Mr Keon, a blunt, competitive, cigar-smoking executive, remained a role model for Wall Street bosses who are rarely seen now. She once told a colleague, after meeting her son, “It is bad to shake that child’s hand. He’s not going anywhere in life.”

A former scrap-iron salesman, Mr. Keane joined Bear in 1969 and developed a rapport with its leader, Alan “Ace” Greenberg, who was also a bridge player, and the pair were regulars at the Regency Whist Club in Manhattan. Used to play He rose through its brokerage division and as CEO helped transform the trading powerhouse into a player in deal making and corporate finance.

Mr. Schwartz, who joined Bear in 1976, quickly judged him as the firm’s future CEO. In an interview on Tuesday, he called Mr. Kane a “loyal friend and companion… with one of the most powerful minds of any person I have ever known.”

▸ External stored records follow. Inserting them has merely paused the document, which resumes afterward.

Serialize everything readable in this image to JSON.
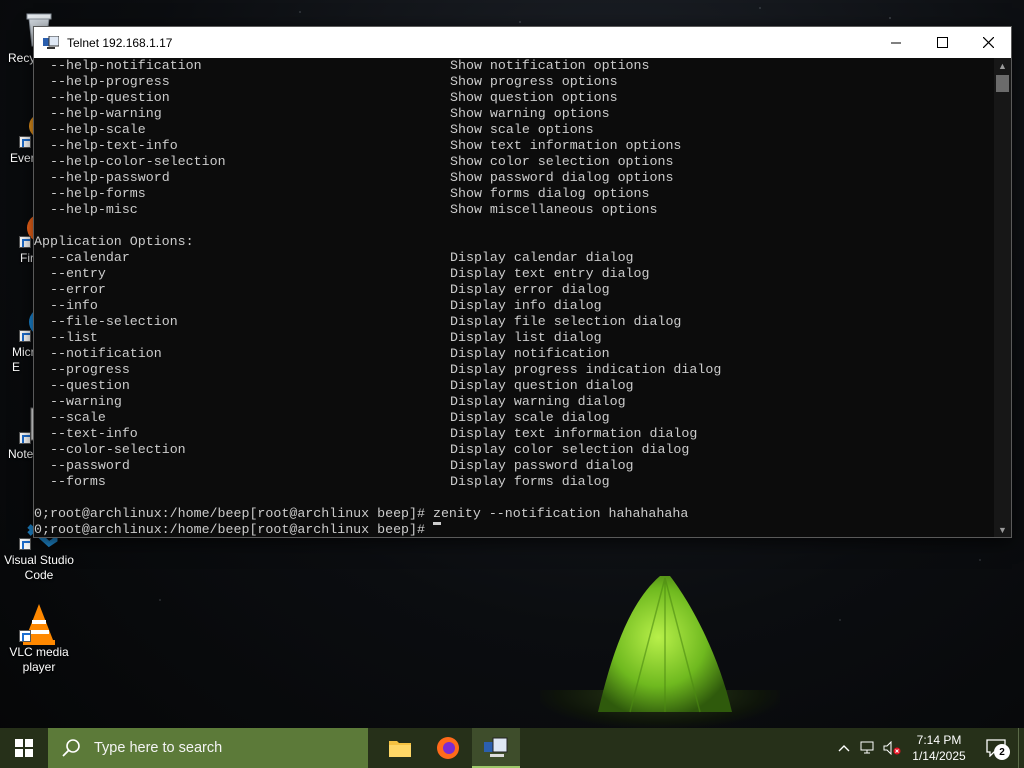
{
  "window": {
    "title": "Telnet 192.168.1.17"
  },
  "terminal": {
    "help_lines": [
      {
        "opt": "--help-notification",
        "desc": "Show notification options"
      },
      {
        "opt": "--help-progress",
        "desc": "Show progress options"
      },
      {
        "opt": "--help-question",
        "desc": "Show question options"
      },
      {
        "opt": "--help-warning",
        "desc": "Show warning options"
      },
      {
        "opt": "--help-scale",
        "desc": "Show scale options"
      },
      {
        "opt": "--help-text-info",
        "desc": "Show text information options"
      },
      {
        "opt": "--help-color-selection",
        "desc": "Show color selection options"
      },
      {
        "opt": "--help-password",
        "desc": "Show password dialog options"
      },
      {
        "opt": "--help-forms",
        "desc": "Show forms dialog options"
      },
      {
        "opt": "--help-misc",
        "desc": "Show miscellaneous options"
      }
    ],
    "app_options_header": "Application Options:",
    "app_lines": [
      {
        "opt": "--calendar",
        "desc": "Display calendar dialog"
      },
      {
        "opt": "--entry",
        "desc": "Display text entry dialog"
      },
      {
        "opt": "--error",
        "desc": "Display error dialog"
      },
      {
        "opt": "--info",
        "desc": "Display info dialog"
      },
      {
        "opt": "--file-selection",
        "desc": "Display file selection dialog"
      },
      {
        "opt": "--list",
        "desc": "Display list dialog"
      },
      {
        "opt": "--notification",
        "desc": "Display notification"
      },
      {
        "opt": "--progress",
        "desc": "Display progress indication dialog"
      },
      {
        "opt": "--question",
        "desc": "Display question dialog"
      },
      {
        "opt": "--warning",
        "desc": "Display warning dialog"
      },
      {
        "opt": "--scale",
        "desc": "Display scale dialog"
      },
      {
        "opt": "--text-info",
        "desc": "Display text information dialog"
      },
      {
        "opt": "--color-selection",
        "desc": "Display color selection dialog"
      },
      {
        "opt": "--password",
        "desc": "Display password dialog"
      },
      {
        "opt": "--forms",
        "desc": "Display forms dialog"
      }
    ],
    "prompt_line_1": "0;root@archlinux:/home/beep[root@archlinux beep]# zenity --notification hahahahaha",
    "prompt_line_2": "0;root@archlinux:/home/beep[root@archlinux beep]# "
  },
  "desktop_icons": [
    {
      "label": "Recy",
      "icon": "recycle-bin-icon"
    },
    {
      "label": "Ever",
      "icon": "everything-icon"
    },
    {
      "label": "Fir",
      "icon": "firefox-icon"
    },
    {
      "label": "Micr\nE",
      "icon": "edge-icon"
    },
    {
      "label": "Note",
      "icon": "notepad-icon"
    },
    {
      "label": "Visual Studio\nCode",
      "icon": "vscode-icon"
    },
    {
      "label": "VLC media\nplayer",
      "icon": "vlc-icon"
    }
  ],
  "taskbar": {
    "search_placeholder": "Type here to search",
    "time": "7:14 PM",
    "date": "1/14/2025",
    "notification_count": "2"
  },
  "colors": {
    "taskbar": "#263019",
    "search": "#5c7a39",
    "terminal_bg": "#0c0c0c",
    "terminal_fg": "#cccccc"
  }
}
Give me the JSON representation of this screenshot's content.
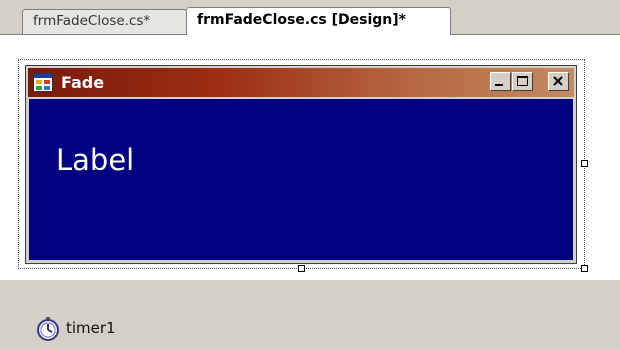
{
  "tabs": [
    {
      "label": "frmFadeClose.cs*",
      "active": false
    },
    {
      "label": "frmFadeClose.cs [Design]*",
      "active": true
    }
  ],
  "form": {
    "title": "Fade",
    "title_icon": "form-icon",
    "client_color": "#000080",
    "title_gradient": [
      "#7a1a0e",
      "#c48a62"
    ],
    "buttons": [
      "minimize-icon",
      "maximize-icon",
      "close-icon"
    ],
    "label_text": "Label"
  },
  "tray": {
    "components": [
      {
        "name": "timer1",
        "icon": "stopwatch-icon"
      }
    ]
  }
}
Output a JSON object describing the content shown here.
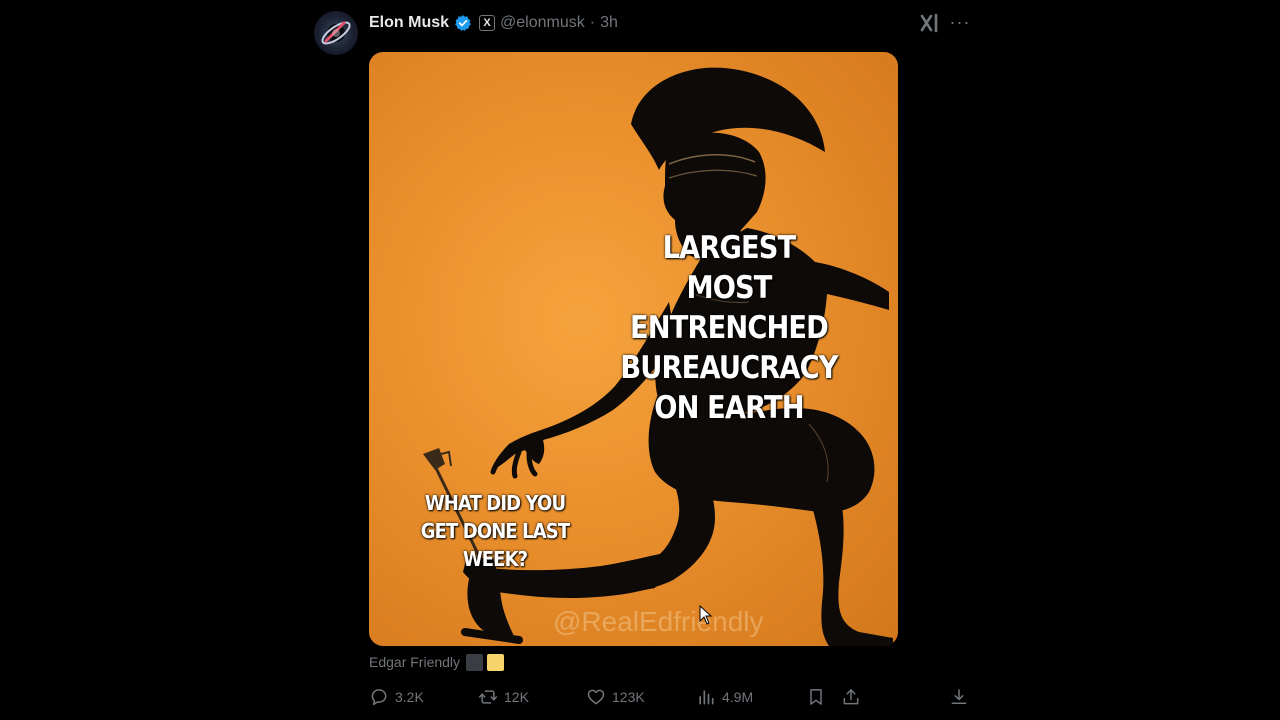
{
  "author": {
    "display_name": "Elon Musk",
    "handle": "@elonmusk",
    "separator": "·",
    "time": "3h",
    "verified_icon": "verified-badge-icon",
    "affiliation_icon": "x-logo-icon",
    "affiliation_label": "X"
  },
  "header_actions": {
    "grok_icon": "grok-icon",
    "more_icon": "more-icon",
    "more_glyph": "···"
  },
  "media": {
    "main_caption": "LARGEST\nMOST ENTRENCHED\nBUREAUCRACY\nON EARTH",
    "small_caption": "WHAT DID YOU\nGET DONE LAST WEEK?",
    "watermark": "@RealEdfriendly"
  },
  "image_credit": {
    "name": "Edgar Friendly"
  },
  "actions": {
    "replies": "3.2K",
    "reposts": "12K",
    "likes": "123K",
    "views": "4.9M",
    "reply_icon": "reply-icon",
    "repost_icon": "repost-icon",
    "like_icon": "heart-icon",
    "views_icon": "views-icon",
    "bookmark_icon": "bookmark-icon",
    "share_icon": "share-icon",
    "download_icon": "download-icon"
  },
  "colors": {
    "background": "#000000",
    "primary_text": "#e7e9ea",
    "secondary_text": "#71767b",
    "verified_blue": "#1d9bf0",
    "image_orange": "#e98f2c"
  }
}
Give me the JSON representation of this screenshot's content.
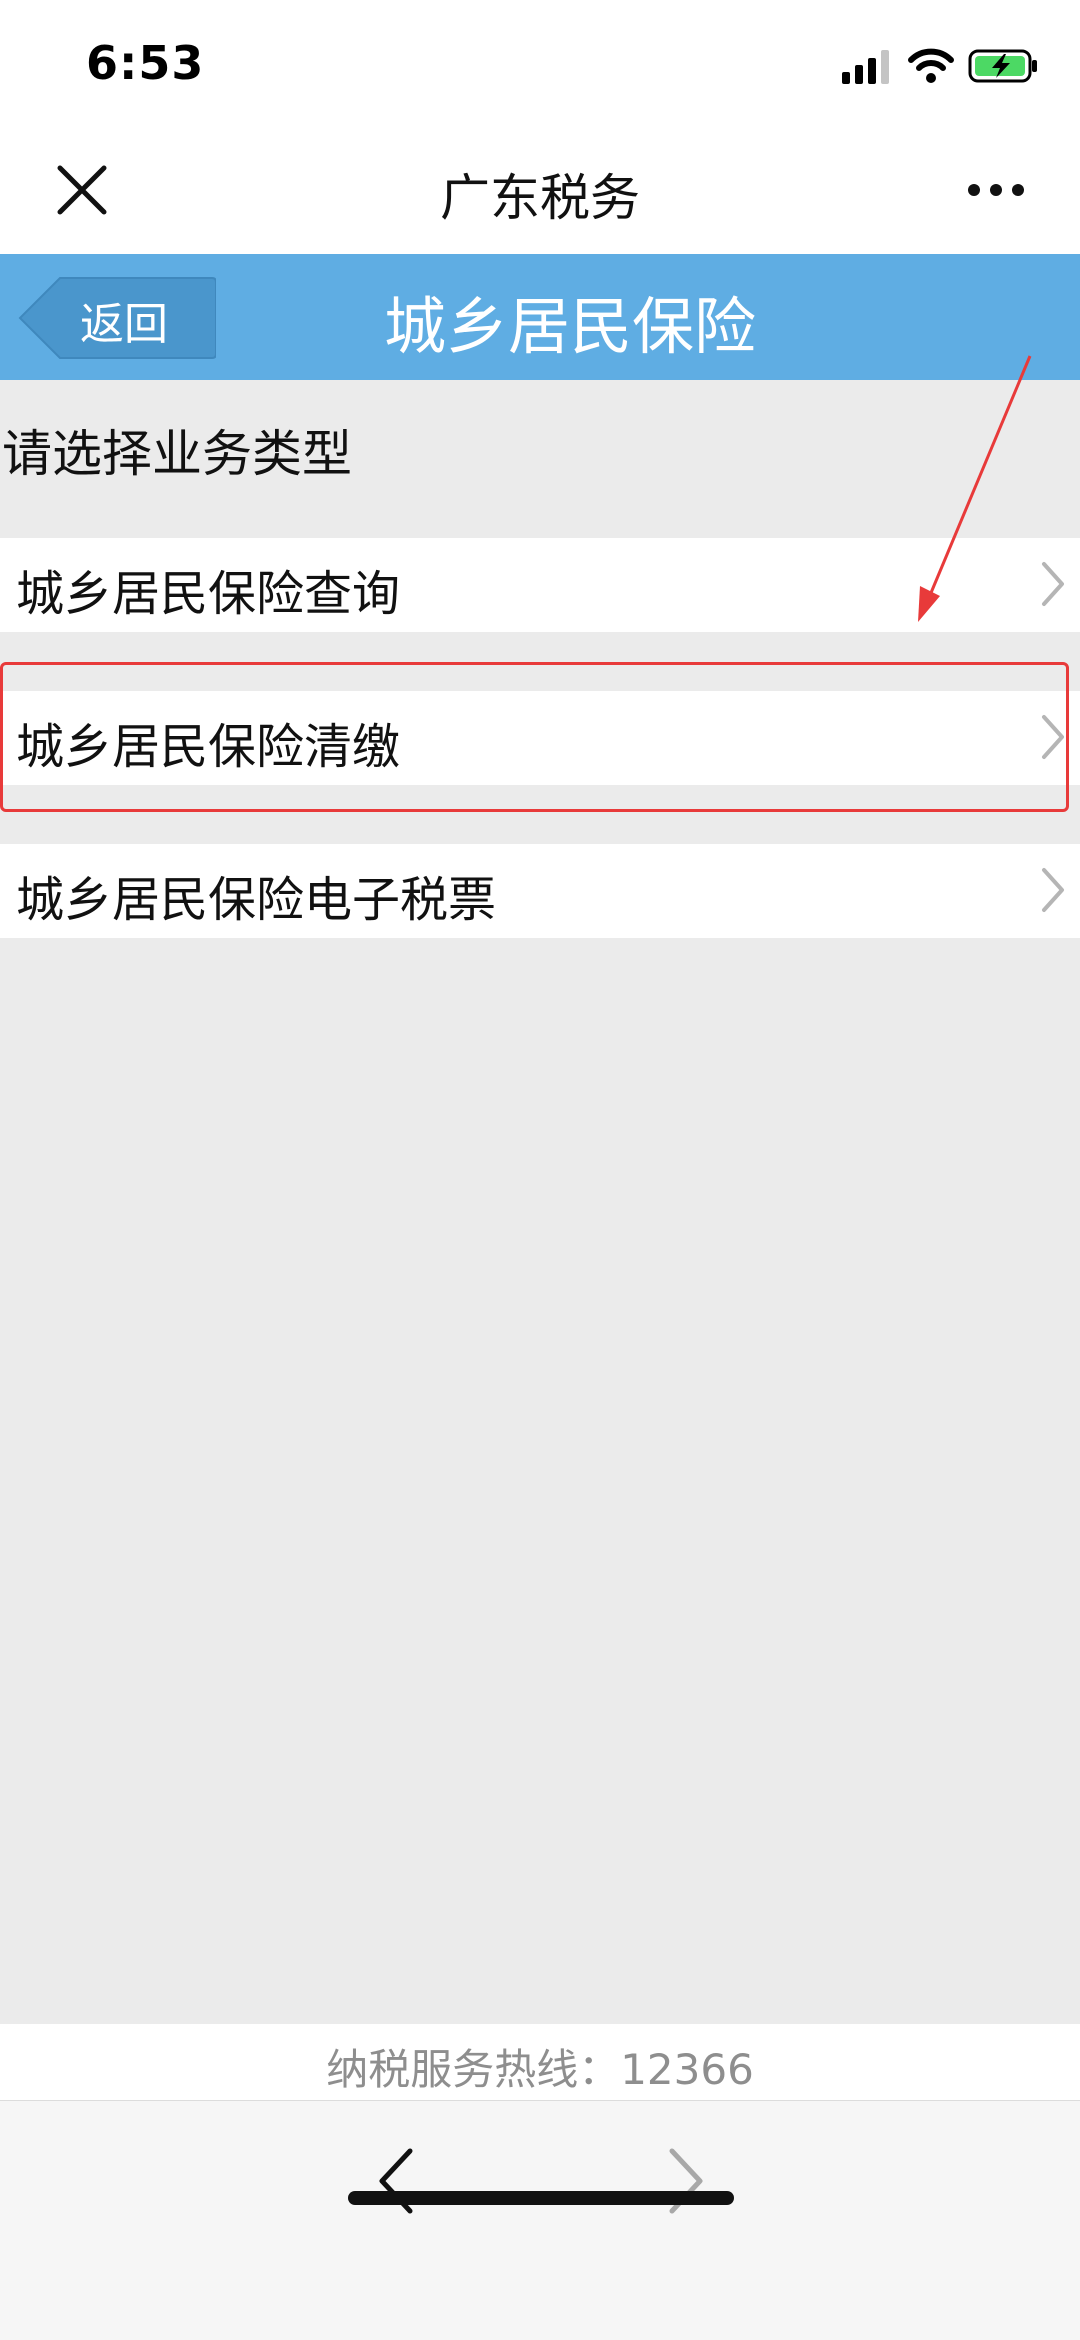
{
  "status_bar": {
    "time": "6:53",
    "icons": [
      "cellular-signal-icon",
      "wifi-icon",
      "battery-charging-icon"
    ],
    "battery_color": "#4cd964"
  },
  "nav_bar": {
    "title": "广东税务",
    "close_icon": "close-icon",
    "more_icon": "more-icon"
  },
  "header": {
    "back_label": "返回",
    "title": "城乡居民保险",
    "background_color": "#5fade3"
  },
  "content": {
    "prompt": "请选择业务类型",
    "items": [
      {
        "label": "城乡居民保险查询"
      },
      {
        "label": "城乡居民保险清缴"
      },
      {
        "label": "城乡居民保险电子税票"
      }
    ],
    "annotation_color": "#e83a3a"
  },
  "footer": {
    "hotline": "纳税服务热线：12366"
  },
  "toolbar": {
    "back_icon": "chevron-left-icon",
    "forward_icon": "chevron-right-icon"
  }
}
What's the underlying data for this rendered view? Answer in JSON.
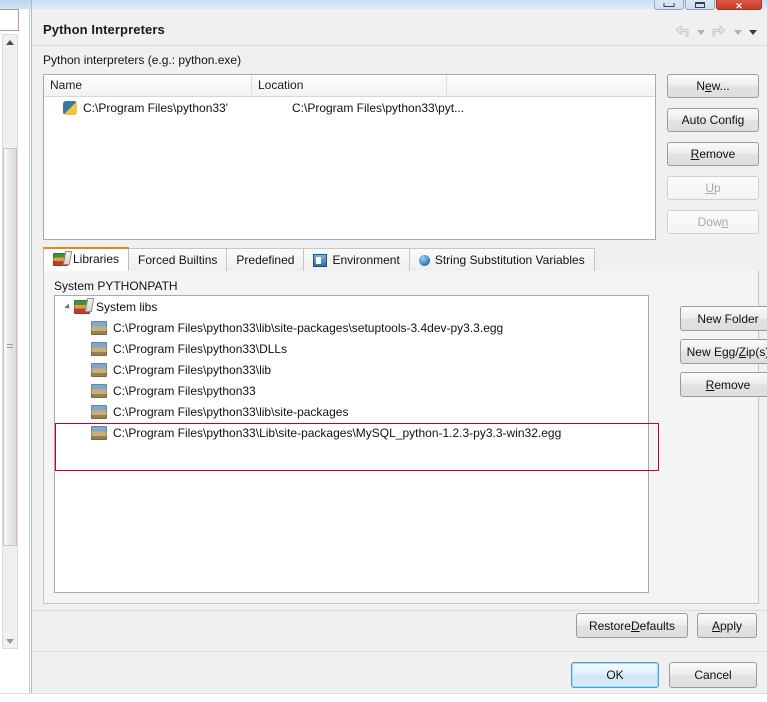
{
  "window": {
    "title": "Python Interpreters",
    "buttons": {
      "minimize": "minimize-button",
      "maximize": "maximize-button",
      "close_glyph": "✕"
    }
  },
  "nav": {
    "back": "back-arrow",
    "back_dropdown": "back-dropdown",
    "forward": "forward-arrow",
    "forward_dropdown": "forward-dropdown",
    "menu_dropdown": "view-menu-dropdown"
  },
  "header": {
    "page_title": "Python Interpreters",
    "description": "Python interpreters (e.g.: python.exe)"
  },
  "interpreter_table": {
    "columns": [
      "Name",
      "Location",
      ""
    ],
    "rows": [
      {
        "icon": "python-icon",
        "name": "C:\\Program Files\\python33'",
        "location": "C:\\Program Files\\python33\\pyt..."
      }
    ]
  },
  "interpreter_buttons": [
    {
      "label": "New...",
      "accel": "w",
      "disabled": false,
      "name": "new-button"
    },
    {
      "label": "Auto Config",
      "accel": "",
      "disabled": false,
      "name": "auto-config-button"
    },
    {
      "label": "Remove",
      "accel": "R",
      "disabled": false,
      "name": "remove-button"
    },
    {
      "label": "Up",
      "accel": "U",
      "disabled": true,
      "name": "up-button"
    },
    {
      "label": "Down",
      "accel": "n",
      "disabled": true,
      "name": "down-button"
    }
  ],
  "tabs": [
    {
      "label": "Libraries",
      "icon": "books-icon",
      "active": true
    },
    {
      "label": "Forced Builtins",
      "icon": "",
      "active": false
    },
    {
      "label": "Predefined",
      "icon": "",
      "active": false
    },
    {
      "label": "Environment",
      "icon": "environment-icon",
      "active": false
    },
    {
      "label": "String Substitution Variables",
      "icon": "blue-dot-icon",
      "active": false
    }
  ],
  "libraries": {
    "section_label": "System PYTHONPATH",
    "tree": {
      "root": {
        "label": "System libs",
        "icon": "books-icon",
        "expanded": true
      },
      "children": [
        {
          "icon": "library-icon",
          "label": "C:\\Program Files\\python33\\lib\\site-packages\\setuptools-3.4dev-py3.3.egg",
          "highlighted": false
        },
        {
          "icon": "library-icon",
          "label": "C:\\Program Files\\python33\\DLLs",
          "highlighted": false
        },
        {
          "icon": "library-icon",
          "label": "C:\\Program Files\\python33\\lib",
          "highlighted": false
        },
        {
          "icon": "library-icon",
          "label": "C:\\Program Files\\python33",
          "highlighted": false
        },
        {
          "icon": "library-icon",
          "label": "C:\\Program Files\\python33\\lib\\site-packages",
          "highlighted": false
        },
        {
          "icon": "library-icon",
          "label": "C:\\Program Files\\python33\\Lib\\site-packages\\MySQL_python-1.2.3-py3.3-win32.egg",
          "highlighted": true
        }
      ]
    },
    "buttons": [
      {
        "label": "New Folder",
        "accel": "",
        "disabled": false,
        "name": "new-folder-button"
      },
      {
        "label": "New Egg/Zip(s)",
        "accel": "Z",
        "disabled": false,
        "name": "new-egg-zip-button"
      },
      {
        "label": "Remove",
        "accel": "R",
        "disabled": false,
        "name": "remove-library-button"
      }
    ],
    "highlight_color": "#c4002b"
  },
  "footer": {
    "restore_defaults": "Restore Defaults",
    "restore_defaults_accel": "D",
    "apply": "Apply",
    "apply_accel": "A",
    "ok": "OK",
    "cancel": "Cancel"
  },
  "colors": {
    "accent_tab": "#f58220",
    "ok_focus": "#4c9fd6",
    "highlight": "#c4002b",
    "titlebar": "#c9def2"
  }
}
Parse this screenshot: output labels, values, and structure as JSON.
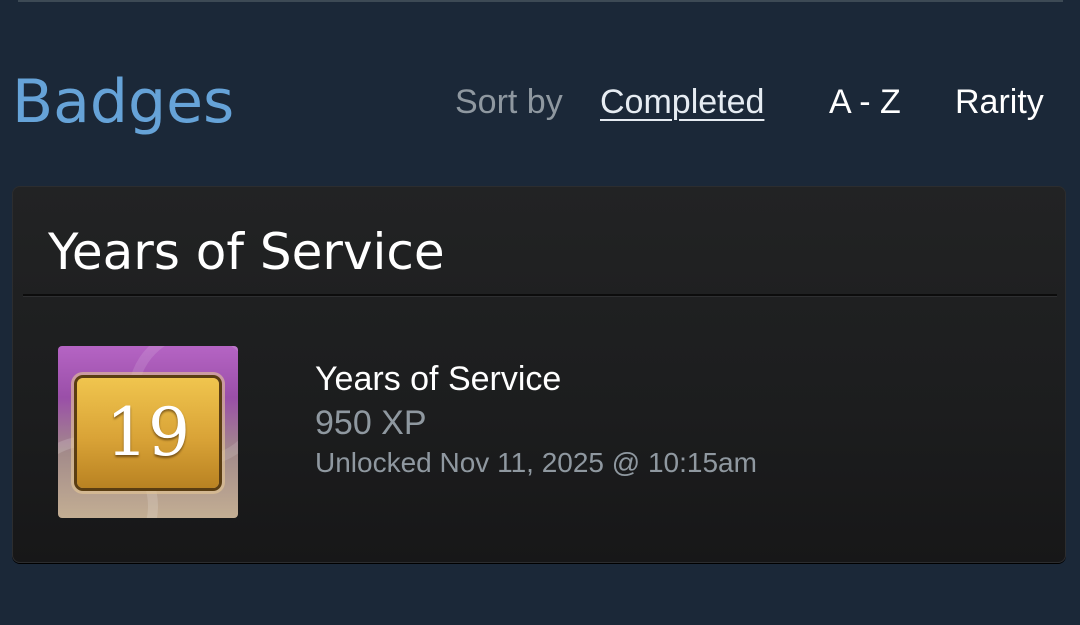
{
  "page": {
    "title": "Badges"
  },
  "sort": {
    "label": "Sort by",
    "options": [
      {
        "label": "Completed",
        "active": true
      },
      {
        "label": "A - Z",
        "active": false
      },
      {
        "label": "Rarity",
        "active": false
      }
    ]
  },
  "section": {
    "title": "Years of Service",
    "badge": {
      "icon": "years-of-service-badge-icon",
      "number": "19",
      "name": "Years of Service",
      "xp": "950 XP",
      "unlocked": "Unlocked Nov 11, 2025 @ 10:15am"
    }
  },
  "colors": {
    "background": "#1b2838",
    "title_accent": "#66a3d8",
    "muted_text": "#8f98a0",
    "card_bg": "#1f2021"
  }
}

Vincent Tess was the New York State Director of Economic Development in the late 1980s, when Mr. Kane came into his office to complain about the tax treatment of a business practice. “He had heard that I was someone who could improve it; he was misled into that,” Mr Tess said on Tuesday.

Jimmy Kane, Who Led Bear'S Stearns Before Imploding, 87. Dies On

Jimmy and Patricia Kane at a 2002 gala.


Photo:

Mychal Watts / WireImage / Getty Images

The pair formed a friendship that they maintained for decades, and Mr. Tess later joined Bear’s board of directors. When the firm was sold, thousands of employees lost their jobs: “They felt really bad about it,” Mr. Tess said.

While some other Wall Street executives washed up by the crisis found a second act, Mr. Cayenne never did. “Jimmy spent his entire life building Bear Stearns,” said Mr. Schwartz, the firm’s CEO in his final weeks. “I guess he couldn’t watch the next chapter after that.”

Instead, Mr. Kane returns to his first love – the bridge. A world-class player, he won more than a dozen North American championships, his daughter said.

When reached for comment on the 10-year anniversary of the financial crisis, Patricia Cayne, to whom he had been married for 50 years, said: “He is retired and doing what he loves best. Indeed, It was second best. Bear was first.”